Based on the "Extractors" comment on that conf file and:
# dpkg -S libmtext_gst
libmetalayer0: /usr/lib/libmtext_gst.so.0

I would guess that is a crawler library for extracting media file
information using Gstreamer.  There seems to be other formats listed
also as requiring libmtext_gst, so if that leaks (or otherwise has
large memory usage), those other file formats are going to have
the same issue too.
Comment 16 Eero Tamminen nokia 2008-01-14 18:31:23 UTC
Crawler could support something like ".noindex" file for skipping certain 
directories from scanning.  Map could then use that, but it would need
to be a maemo standard so that also 3rd party crawlers would use it.

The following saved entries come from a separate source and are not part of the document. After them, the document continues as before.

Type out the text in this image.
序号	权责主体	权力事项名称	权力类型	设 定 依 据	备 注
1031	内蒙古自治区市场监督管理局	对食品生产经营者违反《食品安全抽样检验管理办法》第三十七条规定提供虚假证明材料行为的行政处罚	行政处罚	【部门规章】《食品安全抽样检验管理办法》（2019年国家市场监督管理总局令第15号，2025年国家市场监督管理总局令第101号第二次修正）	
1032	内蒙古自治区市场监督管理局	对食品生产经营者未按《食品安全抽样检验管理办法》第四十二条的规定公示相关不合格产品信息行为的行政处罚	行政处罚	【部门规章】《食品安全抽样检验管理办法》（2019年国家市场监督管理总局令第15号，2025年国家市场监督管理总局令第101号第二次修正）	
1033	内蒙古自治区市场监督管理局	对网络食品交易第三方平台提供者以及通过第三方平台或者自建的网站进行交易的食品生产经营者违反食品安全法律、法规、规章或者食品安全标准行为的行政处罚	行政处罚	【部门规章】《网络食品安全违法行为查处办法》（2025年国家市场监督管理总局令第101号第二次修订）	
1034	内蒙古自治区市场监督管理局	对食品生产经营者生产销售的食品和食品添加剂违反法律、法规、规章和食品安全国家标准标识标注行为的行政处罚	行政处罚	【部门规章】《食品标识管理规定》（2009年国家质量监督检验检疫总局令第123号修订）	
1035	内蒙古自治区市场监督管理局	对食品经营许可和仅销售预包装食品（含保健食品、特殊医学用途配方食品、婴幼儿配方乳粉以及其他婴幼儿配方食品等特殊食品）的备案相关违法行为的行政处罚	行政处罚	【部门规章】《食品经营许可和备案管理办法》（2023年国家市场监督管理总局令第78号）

Is there any (open source or other) standard for skipping directories from
scanning?
Comment 17 Andre Klapper maemo.org 2008-09-22 16:34:57 UTC
After last weekend's Maemo Summit, it's clear that Nokia is working on an Open
Source replacement for metalayer-crawler based on Tracker, so this bug is
obsolete/invalid for Fremantle.
Hence I also don't expect much Metacrawler bugfixing for Diablo anymore, to be
realistic. This might be frustrating for Diablo users, but ressources are
unfortunately limited.

I'm going to close this report as WONTFIX for Diablo (and INVALID for
Fremantle) soon if nobody has strong objections.
Comment 18 Andre Klapper maemo.org 2008-11-06 21:32:20 UTC
Tuomas, I assume you've added the option
     Settings > Control Panel > Extras > Ignore Maps' OGGs
because of that to ogg-support?

Anyway, WONTFIX as we switch to Tracker for Fremantle.
Comment 19 Tuomas Kulve (reporter) 2008-11-07 07:59:15 UTC
(In reply to comment #18)
> Tuomas, I assume you've added the option
>      Settings > Control Panel > Extras > Ignore Maps' OGGs
> because of that to ogg-support?

Yes.

> Anyway, WONTFIX as we switch to Tracker for Fremantle.

..
Comment 20 Tuomas Kulve (reporter) 2009-09-26 11:35:01 UTC
I'm closing this bug as it's already verified.